[OWL-ViT] Issues running the training script

Question

[OWL-ViT] Issues running the training script

JKelle opened this issue 10 months ago · comments

I am having trouble running the training script as suggested by the README.

I'm running everything on my ubuntu EC2 instance, not colab. I followed the installation instructions in the README. I'm using the same command as shown in the README:

python -m scenic.projects.owl_vit.main \
  --alsologtostderr=true \
  --workdir=/tmp/training \
  --config=scenic/projects/owl_vit/configs/clip_b32.py

However, I've run into a series of issues when trying to run this training script. Here are the changes I've made to the code locally to resolve some issues so far:

upgraded to python 3.10 since some of the dependencies now use type hints that require at least 3.10
cloned big_vision repo and added it to my PYTHONPATH (I prepend PYTHONPATH=$PYTHONPATH:/home/ubuntu/big_vision/ to the command above when I run the training script)
changed lvis:1.2.0 to lvis:1.3.0 in the DECODERS dictionary since the TFDS dataset for LVIS has version 1.3.0 now.
added builder.download_and_prepare() before creating the DataSet, otherwise the script failed to find the dataset

Now I'm stuck because downloading the LVIS files fails with an AccessDenied error while attempting to download some files from the dl.fbaipublicfiles.com S3 bucket.

The README suggests having the LVIS dataset locally instead of downloading it via --config.dataset_configs.train.decoder_kwarg_list='({"tfds_data_dir": "//your/data/dir"},)', but I'm not sure how to get a TFDS version of LVIS on disk.

Am I going about this the wrong way? Is my next step to download the TFDS version of LVIS, or is there a better way to get local training to work?

GangqiangZhao · Answer 1 · Fri Oct 13 2023 11:50:58 GMT+0800 (China Standard Time)

I have encountered the similar problem and It takes me 2 weeks to tackle this problem.
First, you can download the TFDS code and modify the lvis download url as described by tensorflow/datasets#5094 . The dl.fbaipublicfiles.com S3 does not work now.
Second, pip install your modified version of TFDS. It should work.

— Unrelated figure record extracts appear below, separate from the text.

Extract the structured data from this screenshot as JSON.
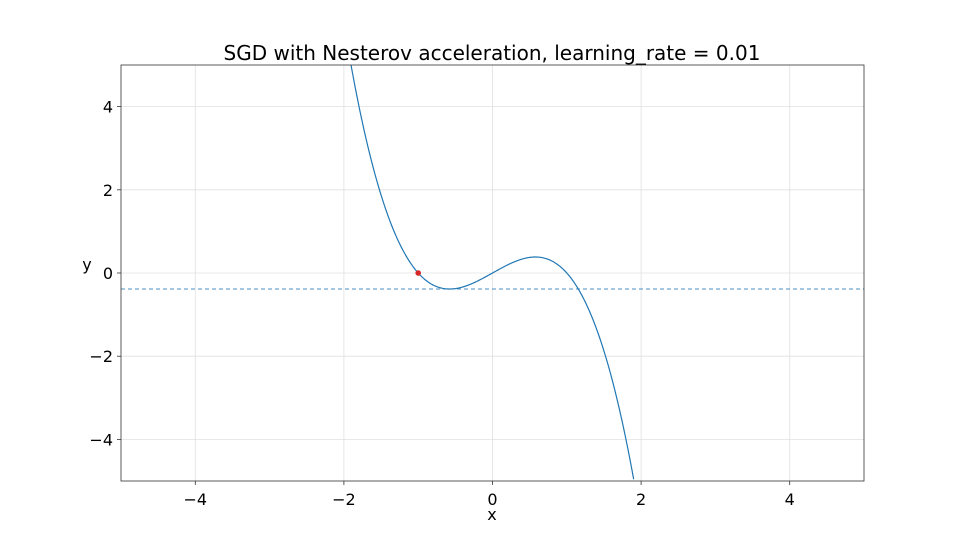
{
  "chart_data": {
    "type": "line",
    "title": "SGD with Nesterov acceleration, learning_rate = 0.01",
    "xlabel": "x",
    "ylabel": "y",
    "xlim": [
      -5,
      5
    ],
    "ylim": [
      -5,
      5
    ],
    "grid": true,
    "x_ticks": [
      -4,
      -2,
      0,
      2,
      4
    ],
    "y_ticks": [
      -4,
      -2,
      0,
      2,
      4
    ],
    "x_tick_labels": [
      "−4",
      "−2",
      "0",
      "2",
      "4"
    ],
    "y_tick_labels": [
      "−4",
      "−2",
      "0",
      "2",
      "4"
    ],
    "series": [
      {
        "function": "-x^3 + x",
        "x": [
          -1.95,
          -1.8,
          -1.6,
          -1.4,
          -1.2,
          -1.0,
          -0.8,
          -0.6,
          -0.4,
          -0.2,
          0.0,
          0.2,
          0.4,
          0.6,
          0.8,
          1.0,
          1.2,
          1.4,
          1.6,
          1.8,
          1.9
        ],
        "y": [
          5.46,
          4.03,
          2.5,
          1.34,
          0.53,
          0.0,
          -0.29,
          -0.38,
          -0.34,
          -0.19,
          0.0,
          0.19,
          0.34,
          0.38,
          0.29,
          0.0,
          -0.53,
          -1.34,
          -2.5,
          -4.03,
          -4.96
        ],
        "color": "#1f77b4"
      }
    ],
    "reference_line": {
      "y": -0.385,
      "style": "dashed",
      "color": "#1f77b4"
    },
    "current_point": {
      "x": -1.0,
      "y": 0.0,
      "color": "#d62728"
    }
  }
}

Josh Kelle · Answer 2 · Fri Oct 20 2023 04:15:17 GMT+0800 (China Standard Time)

@GangqiangZhao Thank you! I'm now able to download those annotation files.

However, I still cannot finish building the dataset. When I run builder.download_and_prepare(), it runs for a few hours before being killed, I suspect because I run out of memory. I'm running it locally on a machine that has 64 GB of RAM. Where you able to build the LVIS dataset, and did it build locally or in Google Cloud Dataflow via Apache Beam?

import apache_beam as beam
import tensorflow_datasets as tfds

builder = tfds.builder("lvis")
flags = ["--direct_num_workers=4", "--direct_running_mode=multi_processing"]
builder.download_and_prepare(
    download_config=tfds.download.DownloadConfig(
        beam_runner="DirectRunner",
        beam_options=beam.options.pipeline_options.PipelineOptions(flags=flags),
    )
)

As far as I can tell, downloading the tf.record representation of the LVIS dataset directly isn't an option unfortunately.

edit: I made a GitHub issue about this on the tensorflow/datasets repo: tensorflow/datasets#5113

rishabh-akridata · Answer 3 · Wed Feb 28 2024 22:34:35 GMT+0800 (China Standard Time)

@JKelle Did you manage to solve this issue? I am also facing exact same issue.